I've attached the question to this post. The answer is true, but I'm trying to figure out why.

Using Gram-Schmidt, I can only necessarily find 3 orthogonal vectors given 3 linearly independent vectors from $R^5$. How then is it possible to extend this set of 3 vectors that are linearly independent to form a basis of $R^5$? Unless I'm missing something here, the question is asking if this set can be extended to span ALL of $R^5$ (i.e. a basis of this space) and not just a subspace, correct? How exactly can 3 vectors do this? I believe recalling an analog to the cross product in $R^5$ but we surely did not cover this in our class. Any help would be greatly appreciated!

 

[mathman]

The point is that it is possible to find two vectors which added to the given three form a set of five linearly independent vectors. Example: (1,0,0,0,0) and (0,1,0,0,0) should work.

 

[statdad]

Have you checked to see whether these three vectors are independent? If they are, what would that tell you? (Hint: you should know a very simple basis for $\mathbb{R}^5$. If these are independent throw these vectors in with that basis and use your knowledge about how a basis works). Note that nothing in the question says you need to end up with an orthonormal basis at the end.

If you haven't checked to see if these are independent, do so first: Try starting
$$\begin{align*} x = \begin{bmatrix} 1 & 1 & 1 & 1 & 5 \end{bmatrix} & \\ y = \begin{bmatrix} 1 & 2 & 3 & 4 & 5 \end{bmatrix} & \\ z = \begin{bmatrix} 1 & 4 & 9 & 16 & 25 \end{bmatrix} \end{align*}$$

Then see whether the equation $ay + bz = x$ has any non-trivial solutions.

 

[MathewsMD]

The point is that it is possible to find two vectors which added to the given three form a set of five linearly independent vectors.
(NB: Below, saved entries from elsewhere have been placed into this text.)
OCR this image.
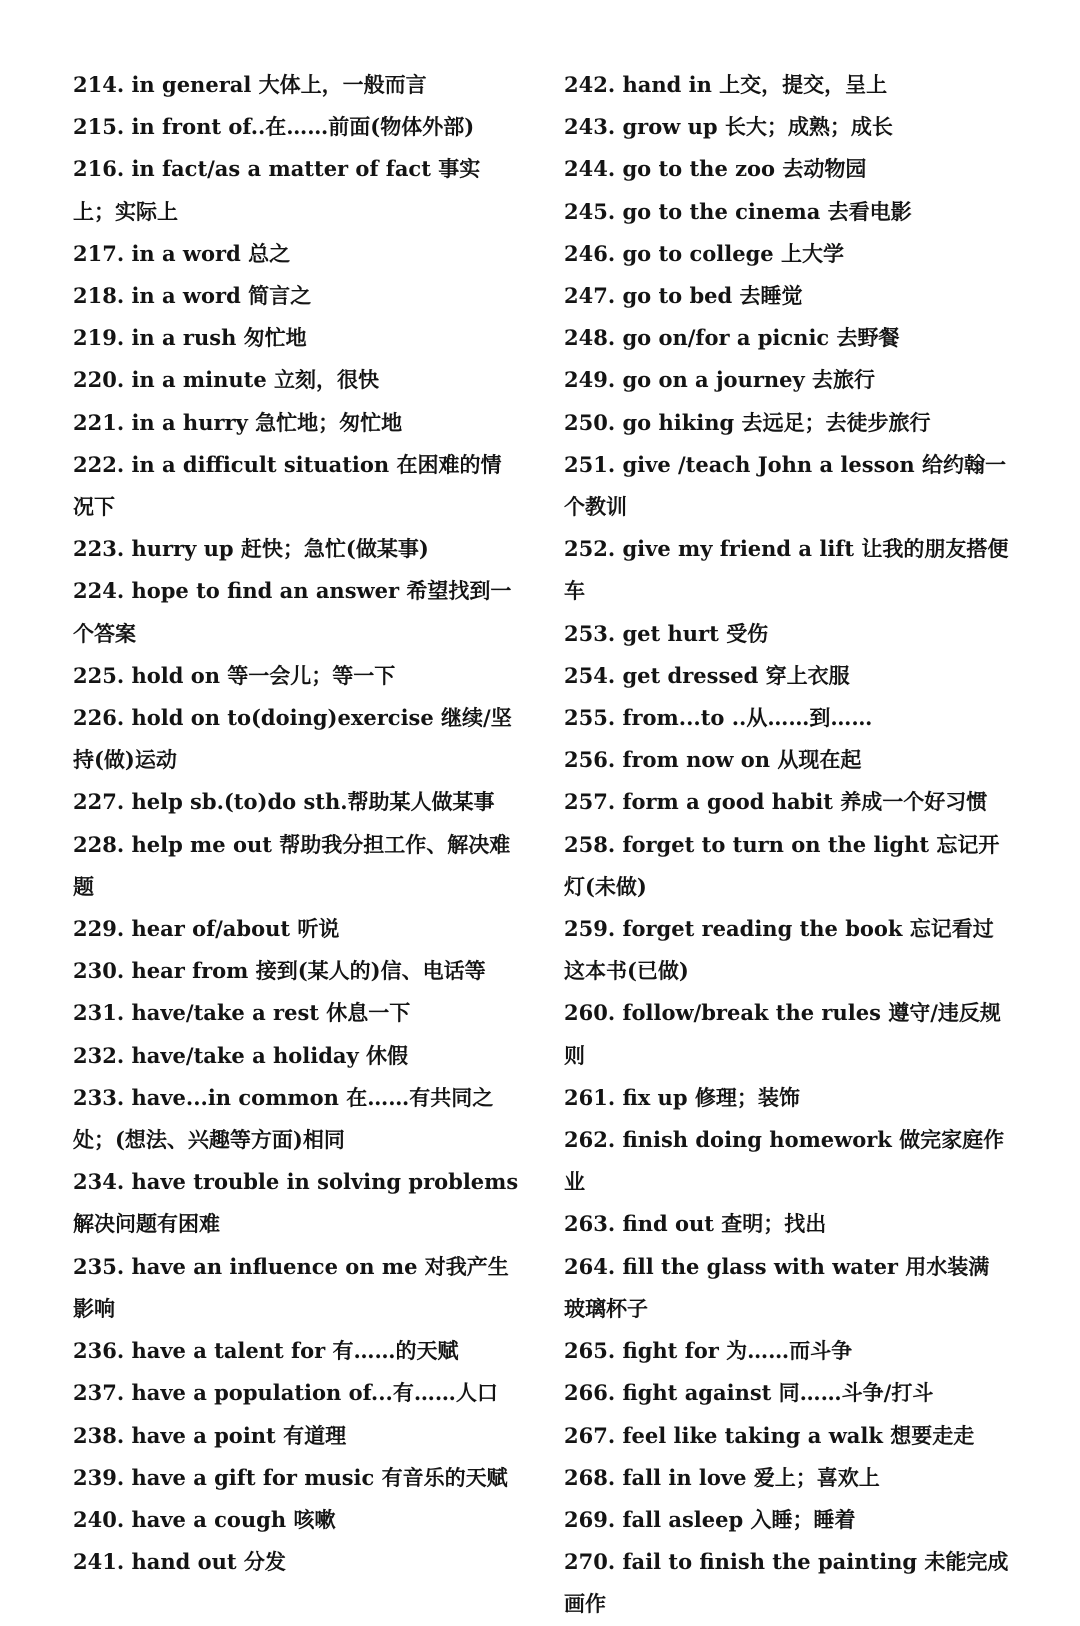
214. in general 大体上，一般而言
215. in front of..在……前面(物体外部)
216. in fact/as a matter of fact 事实上；实际上
217. in a word 总之
218. in a word 简言之
219. in a rush 匆忙地
220. in a minute 立刻，很快
221. in a hurry 急忙地；匆忙地
222. in a difficult situation 在困难的情况下
223. hurry up 赶快；急忙(做某事)
224. hope to find an answer 希望找到一个答案
225. hold on 等一会儿；等一下
226. hold on to(doing)exercise 继续/坚持(做)运动
227. help sb.(to)do sth.帮助某人做某事
228. help me out 帮助我分担工作、解决难题
229. hear of/about 听说
230. hear from 接到(某人的)信、电话等
231. have/take a rest 休息一下
232. have/take a holiday 休假
233. have...in common 在……有共同之处；(想法、兴趣等方面)相同
234. have trouble in solving problems 解决问题有困难
235. have an influence on me 对我产生影响
236. have a talent for 有……的天赋
237. have a population of...有……人口
238. have a point 有道理
239. have a gift for music 有音乐的天赋
240. have a cough 咳嗽
241. hand out 分发
242. hand in 上交，提交，呈上
243. grow up 长大；成熟；成长
244. go to the zoo 去动物园
245. go to the cinema 去看电影
246. go to college 上大学
247. go to bed 去睡觉
248. go on/for a picnic 去野餐
249. go on a journey 去旅行
250. go hiking 去远足；去徒步旅行
251. give /teach John a lesson 给约翰一个教训
252. give my friend a lift 让我的朋友搭便车
253. get hurt 受伤
254. get dressed 穿上衣服
255. from...to ..从……到……
256. from now on 从现在起
257. form a good habit 养成一个好习惯
258. forget to turn on the light 忘记开灯(未做)
259. forget reading the book 忘记看过这本书(已做)
260. follow/break the rules 遵守/违反规则
261. fix up 修理；装饰
262. finish doing homework 做完家庭作业
263. find out 查明；找出
264. fill the glass with water 用水装满玻璃杯子
265. fight for 为……而斗争
266. fight against 同……斗争/打斗
267. feel like taking a walk 想要走走
268. fall in love 爱上；喜欢上
269. fall asleep 入睡；睡着
270. fail to finish the painting 未能完成画作
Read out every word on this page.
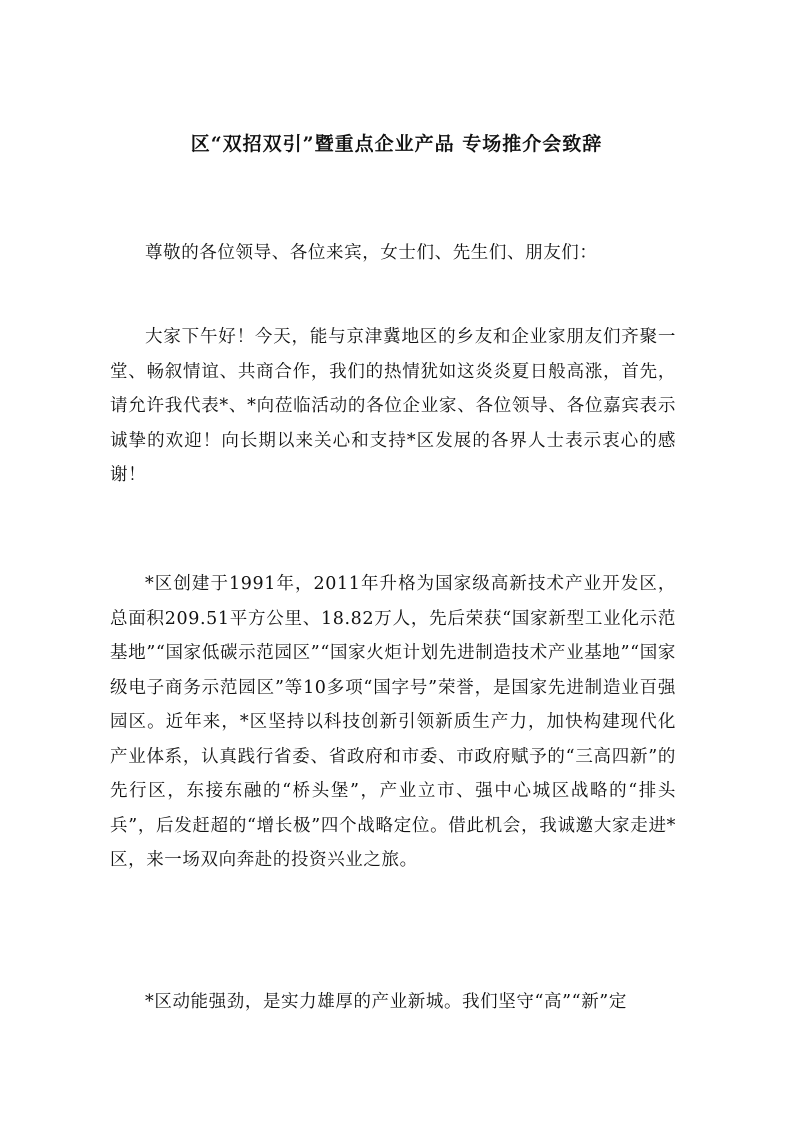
区“双招双引”暨重点企业产品 专场推介会致辞

尊敬的各位领导、各位来宾，女士们、先生们、朋友们：

大家下午好！今天，能与京津冀地区的乡友和企业家朋友们齐聚一堂、畅叙情谊、共商合作，我们的热情犹如这炎炎夏日般高涨，首先，请允许我代表*、*向莅临活动的各位企业家、各位领导、各位嘉宾表示诚挚的欢迎！向长期以来关心和支持*区发展的各界人士表示衷心的感谢！

*区创建于1991年，2011年升格为国家级高新技术产业开发区，总面积209.51平方公里、18.82万人，先后荣获“国家新型工业化示范基地”“国家低碳示范园区”“国家火炬计划先进制造技术产业基地”“国家级电子商务示范园区”等10多项“国字号”荣誉，是国家先进制造业百强园区。近年来，*区坚持以科技创新引领新质生产力，加快构建现代化产业体系，认真践行省委、省政府和市委、市政府赋予的“三高四新”的先行区，东接东融的“桥头堡”，产业立市、强中心城区战略的“排头兵”，后发赶超的“增长极”四个战略定位。借此机会，我诚邀大家走进*区，来一场双向奔赴的投资兴业之旅。

*区动能强劲，是实力雄厚的产业新城。我们坚守“高”“新”定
Example: (1,0,0,0,0) and (0,1,0,0,0) should work.

Ahh, ok. Thank you. I misinterpreted what they were asking.

 

[blue_raver22]

I can provide some insights into why this is possible. First, let's define what a basis is. A basis for a vector space is a set of linearly independent vectors that span the entire space. In other words, every vector in the space can be written as a linear combination of the basis vectors.

In this case, we are dealing with $R^5$, which is a 5-dimensional vector space. This means that any vector in this space can be written as a linear combination of 5 basis vectors. So, even though you can only find 3 orthogonal vectors using Gram-Schmidt, it is possible to extend this set to span the entire space using the remaining 2 vectors.

You are correct in thinking about the cross product in $R^5$. The cross product is a way to find a vector that is orthogonal to two other vectors in $R^3$. In a similar way, we can use a generalized cross product to find vectors that are orthogonal to a set of vectors in higher dimensions, including $R^5$. This can help us extend our set of 3 orthogonal vectors to span the entire space.

In summary, while it may seem counterintuitive that 3 vectors can form a basis for a 5-dimensional space, it is possible to extend this set using techniques such as the generalized cross product. This is a fundamental concept in linear algebra and is essential for understanding higher-dimensional vector spaces. I hope this helps clarify the situation for you.